The work described here was performed at Purdue University. Results were presented in poster form at the 2008 ACVIM Forum.
Antithrombotic Effect of Enoxaparin in Clinically Healthy Cats: A Venous Stasis Model
Article first published online: 11 NOV 2009
Copyright © 2009 by the American College of Veterinary Internal Medicine
Journal of Veterinary Internal Medicine
Volume 24, Issue 1, pages 185–191, January/February 2010
How to Cite
Van De Wiele, C.M., Hogan, D.F., Green, H.W. and Sederquist, K.D. (2010), Antithrombotic Effect of Enoxaparin in Clinically Healthy Cats: A Venous Stasis Model.

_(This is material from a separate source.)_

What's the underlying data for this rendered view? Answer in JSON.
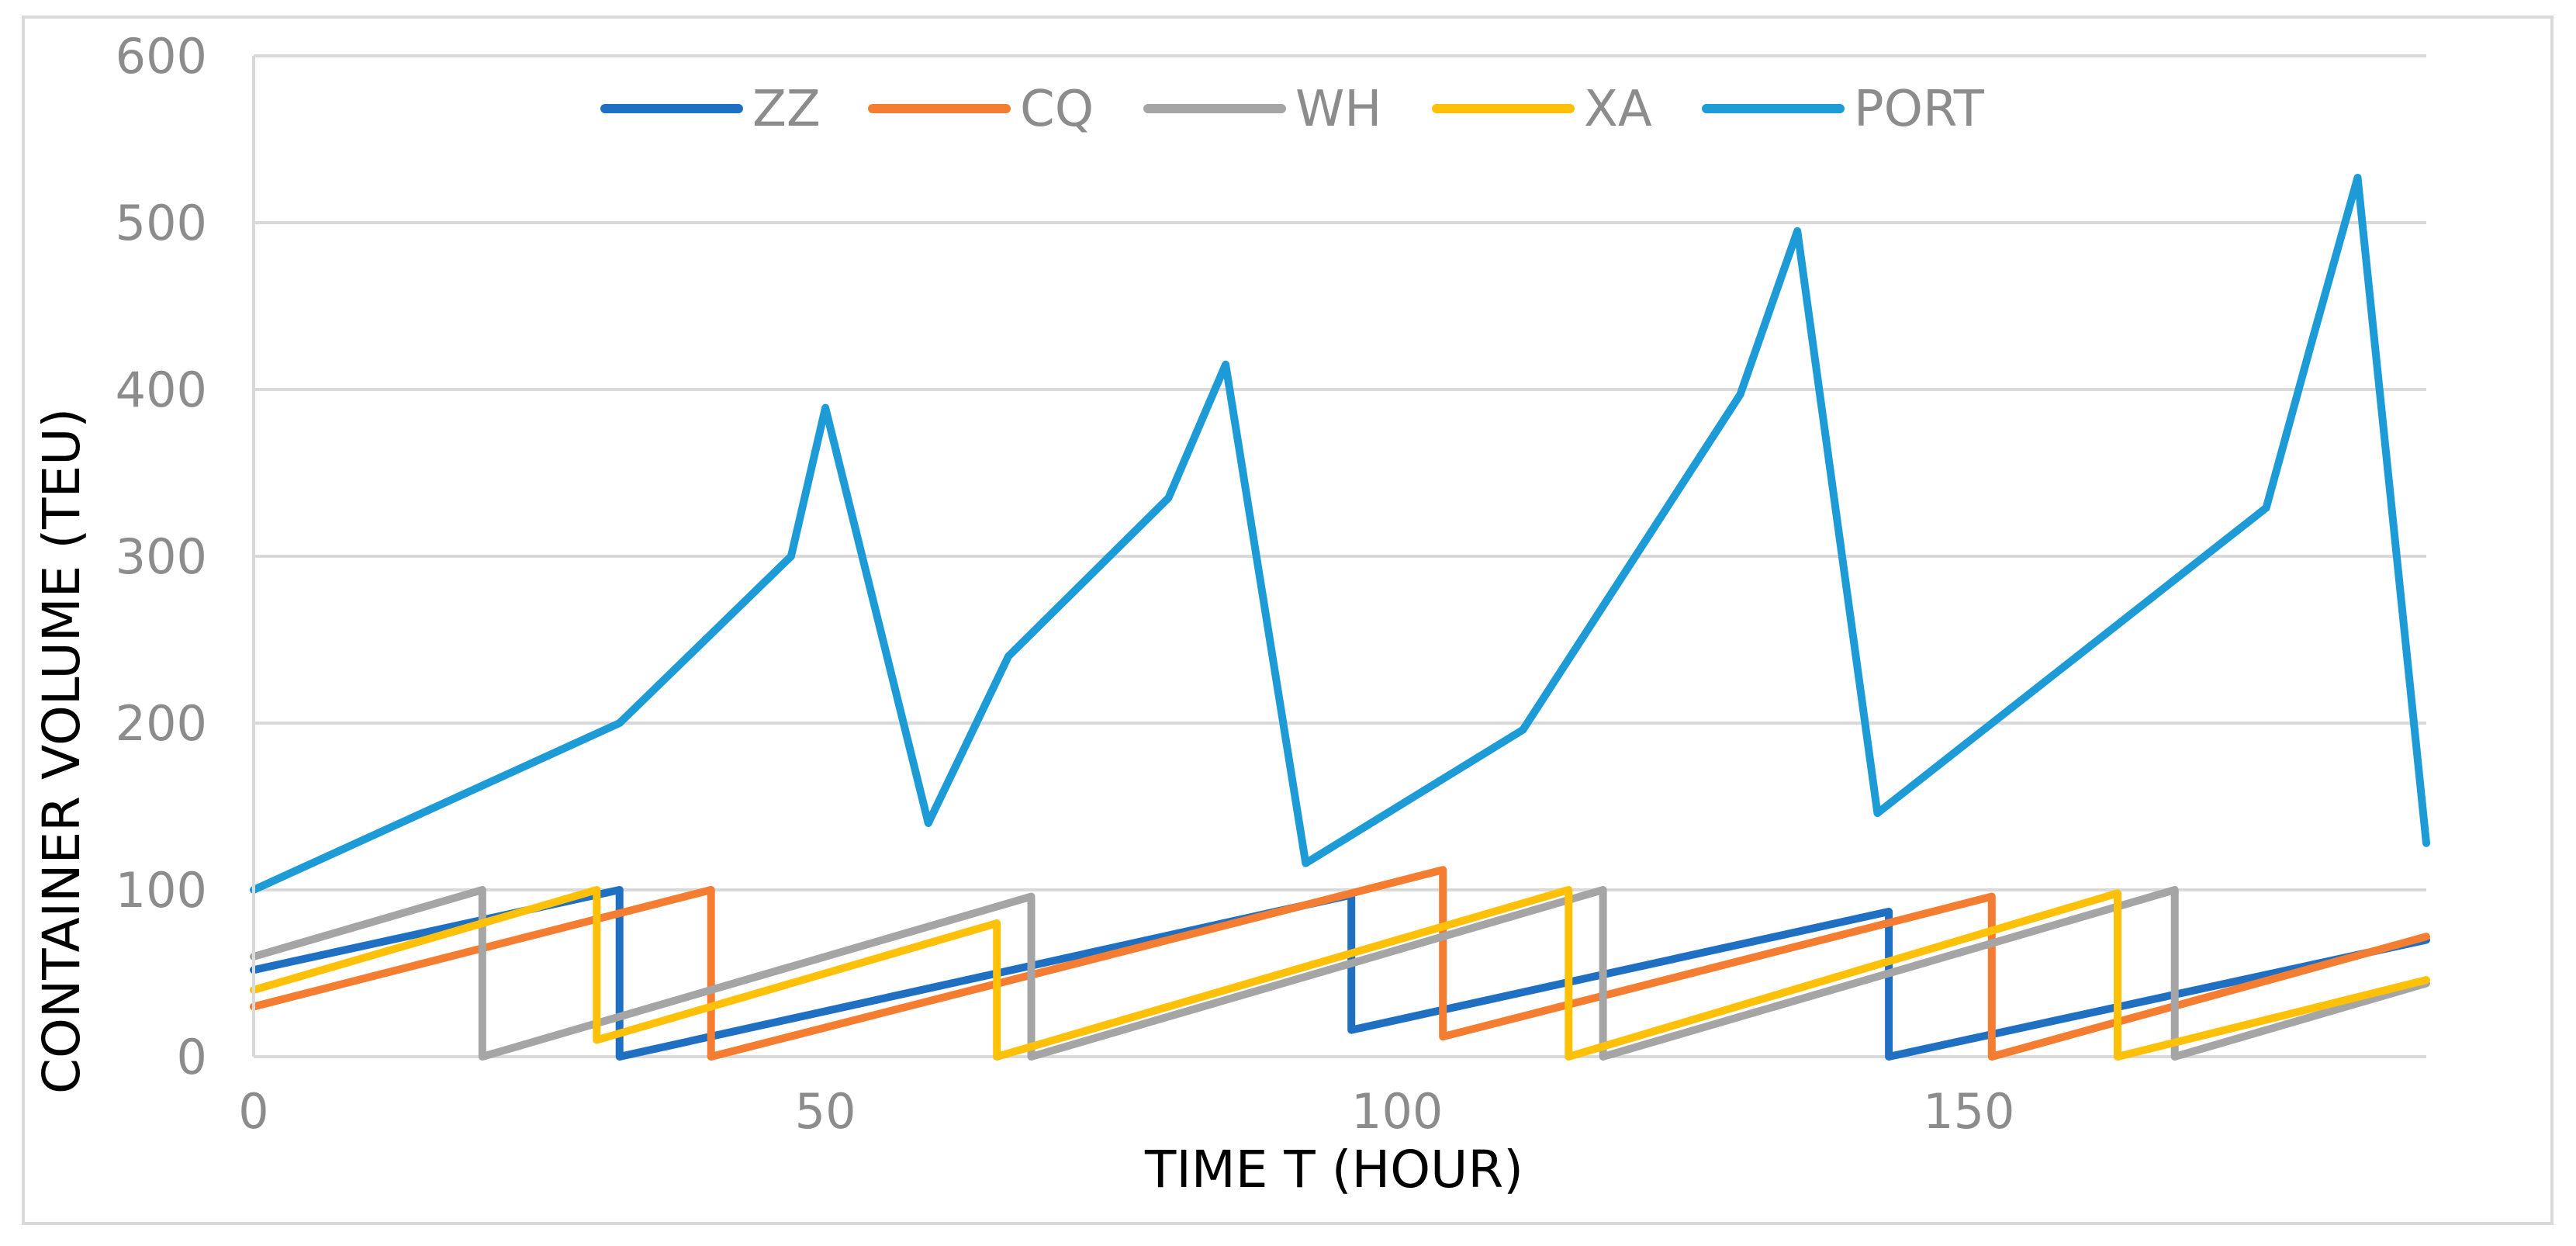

Journal of Veterinary Internal Medicine, 24: 185–191. doi: 10.1111/j.1939-1676.2009.0412.x
- Issue published online: 4 JAN 2010
- Article first published online: 11 NOV 2009
- Submitted December 10, 2008; Revised July 20, 2009; Accepted September 22, 2009.

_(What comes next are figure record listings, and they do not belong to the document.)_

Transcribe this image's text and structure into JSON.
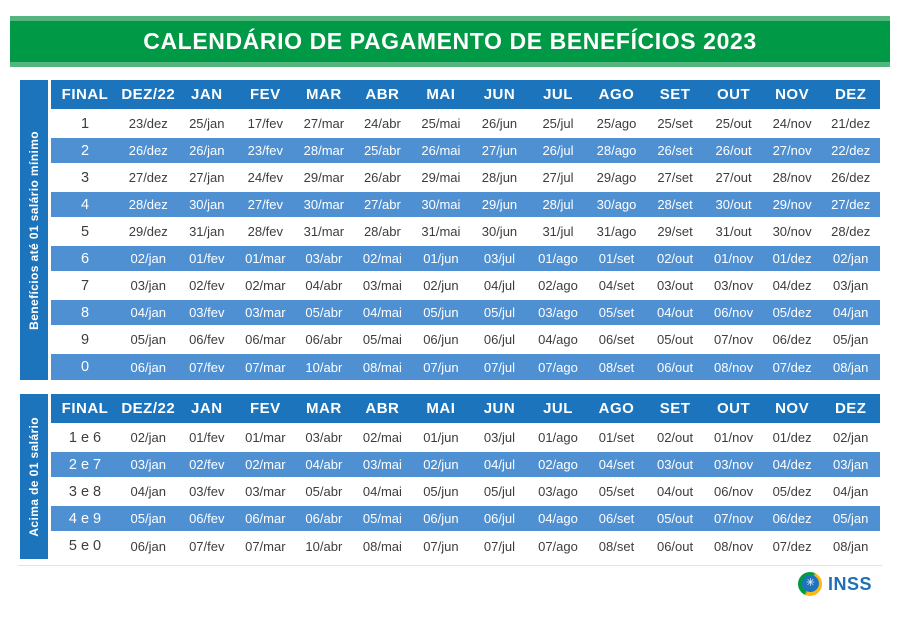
{
  "page": {
    "title": "CALENDÁRIO DE PAGAMENTO DE BENEFÍCIOS 2023"
  },
  "colors": {
    "banner_green": "#009946",
    "banner_green_light": "#55b57e",
    "header_blue": "#1c75bc",
    "stripe_blue": "#4e90d2",
    "cell_text": "#3d3d3c",
    "logo_blue": "#1d6fb8"
  },
  "tables": [
    {
      "side_label": "Benefícios até 01 salário mínimo",
      "columns": [
        "FINAL",
        "DEZ/22",
        "JAN",
        "FEV",
        "MAR",
        "ABR",
        "MAI",
        "JUN",
        "JUL",
        "AGO",
        "SET",
        "OUT",
        "NOV",
        "DEZ"
      ],
      "rows": [
        {
          "final": "1",
          "dates": [
            "23/dez",
            "25/jan",
            "17/fev",
            "27/mar",
            "24/abr",
            "25/mai",
            "26/jun",
            "25/jul",
            "25/ago",
            "25/set",
            "25/out",
            "24/nov",
            "21/dez"
          ]
        },
        {
          "final": "2",
          "dates": [
            "26/dez",
            "26/jan",
            "23/fev",
            "28/mar",
            "25/abr",
            "26/mai",
            "27/jun",
            "26/jul",
            "28/ago",
            "26/set",
            "26/out",
            "27/nov",
            "22/dez"
          ]
        },
        {
          "final": "3",
          "dates": [
            "27/dez",
            "27/jan",
            "24/fev",
            "29/mar",
            "26/abr",
            "29/mai",
            "28/jun",
            "27/jul",
            "29/ago",
            "27/set",
            "27/out",
            "28/nov",
            "26/dez"
          ]
        },
        {
          "final": "4",
          "dates": [
            "28/dez",
            "30/jan",
            "27/fev",
            "30/mar",
            "27/abr",
            "30/mai",
            "29/jun",
            "28/jul",
            "30/ago",
            "28/set",
            "30/out",
            "29/nov",
            "27/dez"
          ]
        },
        {
          "final": "5",
          "dates": [
            "29/dez",
            "31/jan",
            "28/fev",
            "31/mar",
            "28/abr",
            "31/mai",
            "30/jun",
            "31/jul",
            "31/ago",
            "29/set",
            "31/out",
            "30/nov",
            "28/dez"
          ]
        },
        {
          "final": "6",
          "dates": [
            "02/jan",
            "01/fev",
            "01/mar",
            "03/abr",
            "02/mai",
            "01/jun",
            "03/jul",
            "01/ago",
            "01/set",
            "02/out",
            "01/nov",
            "01/dez",
            "02/jan"
          ]
        },
        {
          "final": "7",
          "dates": [
            "03/jan",
            "02/fev",
            "02/mar",
            "04/abr",
            "03/mai",
            "02/jun",
            "04/jul",
            "02/ago",
            "04/set",
            "03/out",
            "03/nov",
            "04/dez",
            "03/jan"
          ]
        },
        {
          "final": "8",
          "dates": [
            "04/jan",
            "03/fev",
            "03/mar",
            "05/abr",
            "04/mai",
            "05/jun",
            "05/jul",
            "03/ago",
            "05/set",
            "04/out",
            "06/nov",
            "05/dez",
            "04/jan"
          ]
        },
        {
          "final": "9",
          "dates": [
            "05/jan",
            "06/fev",
            "06/mar",
            "06/abr",
            "05/mai",
            "06/jun",
            "06/jul",
            "04/ago",
            "06/set",
            "05/out",
            "07/nov",
            "06/dez",
            "05/jan"
          ]
        },
        {
          "final": "0",
          "dates": [
            "06/jan",
            "07/fev",
            "07/mar",
            "10/abr",
            "08/mai",
            "07/jun",
            "07/jul",
            "07/ago",
            "08/set",
            "06/out",
            "08/nov",
            "07/dez",
            "08/jan"
          ]
        }
      ]
    },
    {
      "side_label": "Acima de 01 salário",
      "columns": [
        "FINAL",
        "DEZ/22",
        "JAN",
        "FEV",
        "MAR",
        "ABR",
        "MAI",
        "JUN",
        "JUL",
        "AGO",
        "SET",
        "OUT",
        "NOV",
        "DEZ"
      ],
      "rows": [
        {
          "final": "1 e 6",
          "dates": [
            "02/jan",
            "01/fev",
            "01/mar",
            "03/abr",
            "02/mai",
            "01/jun",
            "03/jul",
            "01/ago",
            "01/set",
            "02/out",
            "01/nov",
            "01/dez",
            "02/jan"
          ]
        },
        {
          "final": "2 e 7",
          "dates": [
            "03/jan",
            "02/fev",
            "02/mar",
            "04/abr",
            "03/mai",
            "02/jun",
            "04/jul",
            "02/ago",
            "04/set",
            "03/out",
            "03/nov",
            "04/dez",
            "03/jan"
          ]
        },
        {
          "final": "3 e 8",
          "dates": [
            "04/jan",
            "03/fev",
            "03/mar",
            "05/abr",
            "04/mai",
            "05/jun",
            "05/jul",
            "03/ago",
            "05/set",
            "04/out",
            "06/nov",
            "05/dez",
            "04/jan"
          ]
        },
        {
          "final": "4 e 9",
          "dates": [
            "05/jan",
            "06/fev",
            "06/mar",
            "06/abr",
            "05/mai",
            "06/jun",
            "06/jul",
            "04/ago",
            "06/set",
            "05/out",
            "07/nov",
            "06/dez",
            "05/jan"
          ]
        },
        {
          "final": "5 e 0",
          "dates": [
            "06/jan",
            "07/fev",
            "07/mar",
            "10/abr",
            "08/mai",
            "07/jun",
            "07/jul",
            "07/ago",
            "08/set",
            "06/out",
            "08/nov",
            "07/dez",
            "08/jan"
          ]
        }
      ]
    }
  ],
  "footer": {
    "logo_text": "INSS",
    "logo_icon": "inss-globe-icon",
    "logo_glyph": "✳"
  }
}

Background: Systemic arterial thromboembolic events are a serious complication of cardiac disease in cats.
Objectives: To determine if enoxaparin induces an antithrombotic effect in cats at a dosage of 1 mg/kg SC q12h and if this antithrombotic effect is predicted by anti-Xa activity.
Animals: Fourteen clinically healthy cats were divided into 3 groups: control (4 cats), treated and assessed at 4 hours (5 cats), and treated and assessed at 12 hours (5 cats).

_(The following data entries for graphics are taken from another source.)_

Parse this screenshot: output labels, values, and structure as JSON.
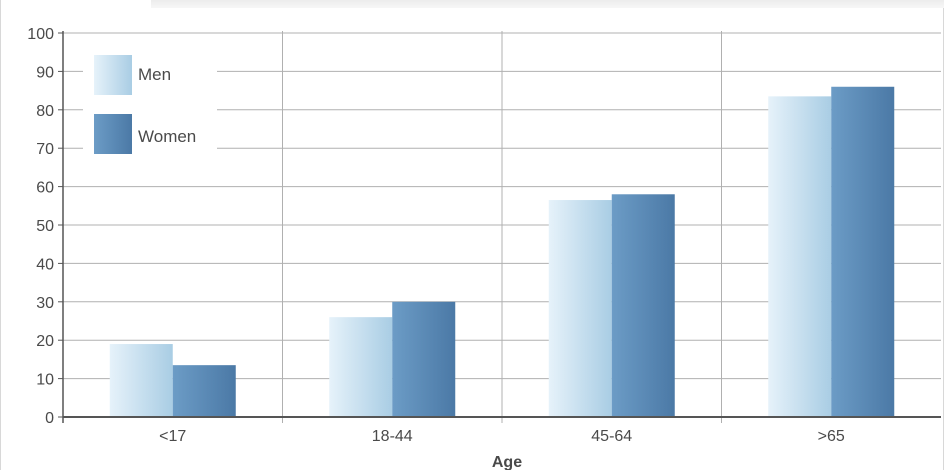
{
  "chart_data": {
    "type": "bar",
    "title": "",
    "xlabel": "Age",
    "ylabel": "",
    "ylim": [
      0,
      100
    ],
    "yticks": [
      0,
      10,
      20,
      30,
      40,
      50,
      60,
      70,
      80,
      90,
      100
    ],
    "categories": [
      "<17",
      "18-44",
      "45-64",
      ">65"
    ],
    "series": [
      {
        "name": "Men",
        "values": [
          19,
          26,
          56.5,
          83.5
        ]
      },
      {
        "name": "Women",
        "values": [
          13.5,
          30,
          58,
          86
        ]
      }
    ],
    "grid": true,
    "legend_position": "top-left",
    "colors": {
      "men_light": "#e6f2fa",
      "men_dark": "#a9cde4",
      "women_light": "#6c9cc6",
      "women_dark": "#4b79a6",
      "grid": "#b0b0b0",
      "axis": "#555555"
    }
  }
}
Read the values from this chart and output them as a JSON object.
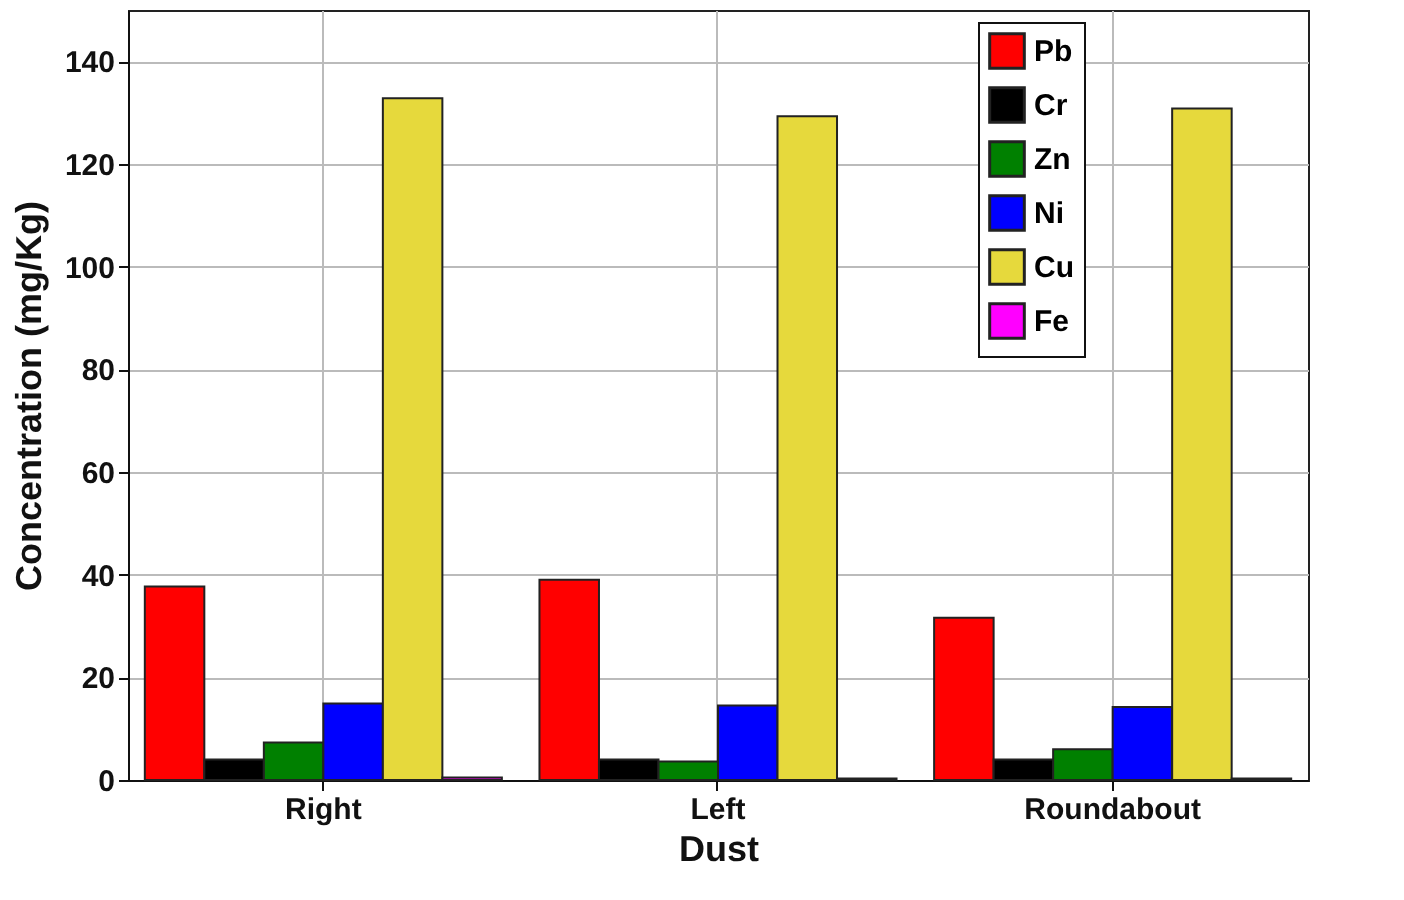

Methods: A venous stasis model was used and the extent of thrombus formation estimated by measuring thrombus weight and accretion of 125I-fibrinogen. Plasma anti-Xa activity was measured in treated cats.
Results: There was a significant reduction in thrombus formation in the 4 h group compared with control (median weight, 0.000 versus 0.565 mg/mm, P < .01; median %125I-fibrinogen accretion, 0.0 versus 42.0%, P < .01). There was a reduction in thrombus formation in the 12 h group (median weight, 0.006 mg/mm, P= .09; median %125I-fibrinogen accretion, 3.83%, P= .09) but this reduction was not significant. The median percent thrombus inhibition for treated cats was 100.0% at 4 hours and 91.4% at 12 hours. Plasma anti-Xa activity was not significantly correlated with thrombus formation.
Conclusions and Clinical Importance: This pilot study demonstrates that enoxaparin, when administered at a dosage of 1 mg/kg SC q12h, produces an antithrombotic effect in a venous statsis model in clinically healthy cats. Furthermore, this study demonstrates that anti-Xa activity is a poor predictor of enoxaparin's antithrombotic effect.